The election is over. The insults, slanders, magic underpants, socialist bogeymen, and enemy of all that is holy accusations have to stop. I’m as guilty as anyone of these charges and it came to a head for me last night during election coverage.
Me: You want to stay up and watch election coverage?
Julia: Mitt Romney is going to take away PBS Kids! We have to stop him! Go Obama!
I don’t know who “We” is but I was suddenly afraid that Julia was “The Girl Who Owned a City” and she’d lead an army of children through the streets for SuperWhy if Romney pulled the upset. But after I realized that my 8 year old was not a Clifford the Big Red Dog mercenary, I was upset with myself at how she has been introduced into politics.
I, like any reasonably informed voter, do not apologize for my positions or beliefs. I do apologize for being the example to my daughter that getting the last word or making the best comeback is the how to make the best argument. Apparently the Big Bird comment was still trending at her school yesterday when Obama won the school wide mock election by a landslide. The youth crowd and especially the girls will caucus and definitively vote in their self-interests.
And I am proud that she and her friends voted in something they believed in, regardless of Mr. Romney’s official position on foreclosing Sesame Street. It’s what she said after her passionate pitch to stop the repeal of Curious George.

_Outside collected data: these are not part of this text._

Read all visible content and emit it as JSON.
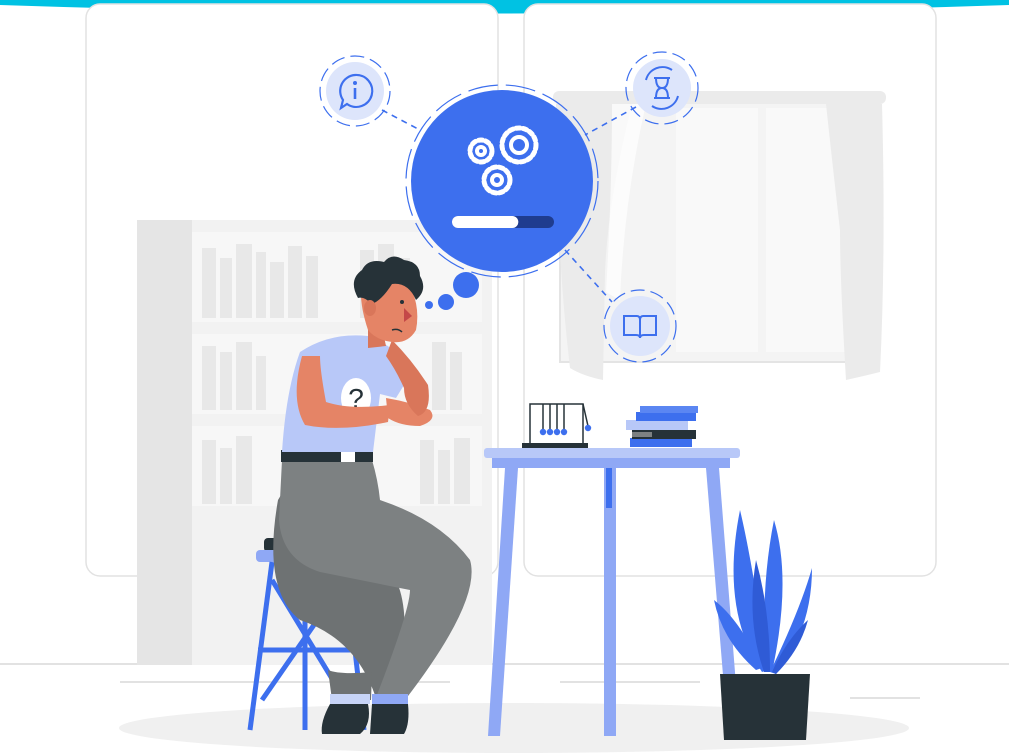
{
  "illustration": {
    "thought_icons": [
      "info-icon",
      "hourglass-icon",
      "book-icon"
    ],
    "main_bubble_icon": "gears-icon",
    "loading_progress": 0.65,
    "shirt_glyph": "?",
    "colors": {
      "accent_blue": "#3d6fee",
      "light_blue": "#8fa8f5",
      "pale_blue": "#dde5fb",
      "cyan_top_band": "#00c2e3",
      "dark": "#263238",
      "pants_gray": "#7d8182",
      "skin": "#e58466",
      "hair": "#263238",
      "furniture_gray": "#ebebeb"
    }
  }
}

Julia: Mitt Romney is an idiot.
Me: No, he isn’t an idiot. He’s a good person who loves his family and we just don’t agree with some of the things he believes and that’s OK.
I’m the idiot. She doesn’t understand the rules of political debate and can’t separate the beliefs from the person because I, like a lot of people, have not done a good job at it over the course of the election. (No worries, she understands now based on her self-interest and preservation of dessert.) I can’t remember a more polarized election, but I hope that we can move forward as a country to promote the greatest good and the greatest number of freedoms for the greatest number of people in a civilized manner.
I will be doing my part by defending Jay Cutler from ridiculous facial expression accusations, railing against the downfall of modern civilization or reality TV, and spreading the word concerning the immorality of mixing peanut butter and jelly in the same jar.
Because some arguments need the last word or the best comeback; these arguments can never be won, they can only hope to be contained.